After our family's Thanksgiving gathering last year, I wrote the following in honor of them.
This year, my sister and her husband hosted Thanksgiving. It was an extra special occasion, not only because of the long awaited and beautiful new setting - their newly built home - but also because my siblings and I haven't spent many Thanksgivings together in the last few years, all more often attending our respective spouses' family gatherings.
As we sat down, the eleven of us held hands - my older sister, her husband and son, my older brother, his wife, son and daughter, and me, my husband, daughter and son. When my brother began the blessing, expressing his gratitude for this family, this day, this meal, I looked around at each face there and found my eyes welling up with tears. The overwhelming rush of emotion I felt caught me by surprise, and I found myself at a loss for words; which for me, is rare.
Tears of joy, tears of sorrow... I wasn't exactly sure at first, but I think it was a potent mix of both.
My younger sister was not able to join us that day, and I wished I could have seen her face amongst us at that table. That was most definitely the sorrow. But being there with everyone else, all of us sitting there together... the joy. And as strong as both of these emotions were, they were compounded still with another distinct feeling. One of a shift taking place, a changing of the guards, of sorts, in which my grandmother and mother were symbolically passing the matriarchal torch of our family down to my sister and me. Even though these women both passed away over six and eight years ago respectively, I had not felt the deep void they had each left as profoundly as I did in that moment.
As the ones who orchestrated to bring our three new, young families together that day, my sister and I were now the newly crowned matriarchs, no matter how strange it felt.
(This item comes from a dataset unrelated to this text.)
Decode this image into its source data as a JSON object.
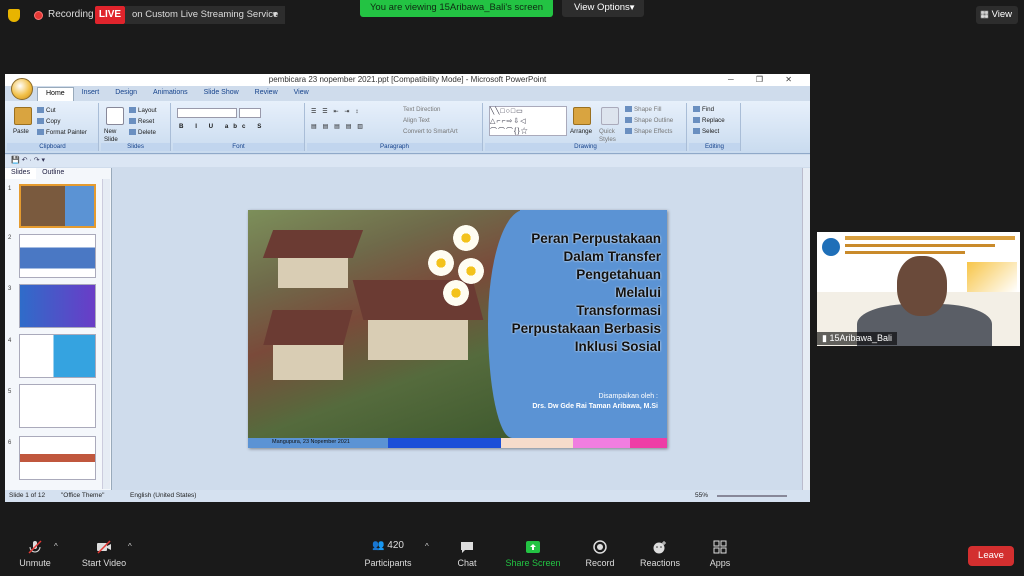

Strange because it was the first time in a very long time that we "kids" (at least three of the four of us) sat at the same table on this holiday, just as we'd done for many years past, alongside our parents, grandparents, aunts and uncles. The difference was, on this day, none of our elders were there with us.
No longer the kids at the Thanksgiving table, WE were now the elders holding up this family tradition. We were the ones bringing our spouses and children together to eat, share, laugh, visit, love, and create lasting memories; and now it was the time for our kids to sit with their parents, uncles, aunts and cousins to create their own memories of home, family, comfort and security. It was surreal to see our five beautiful children sitting there - happy, healthy, and smiling - just soaking it up... all the joy, all the love, all the togetherness. All so blissfully unaware of how tough life can be, and will be, at times for them; and unable to fully comprehend the fragility and transitory nature of life or the impermanence of time and loved ones.
I know that their memories of this Thanksgiving, and others like it - laughing, playing and enjoying each other - will stay with them, shape them, comfort them, and carry them through the years, just as it did for us, until that one day arrives, that one moment, when the torch is passed to them.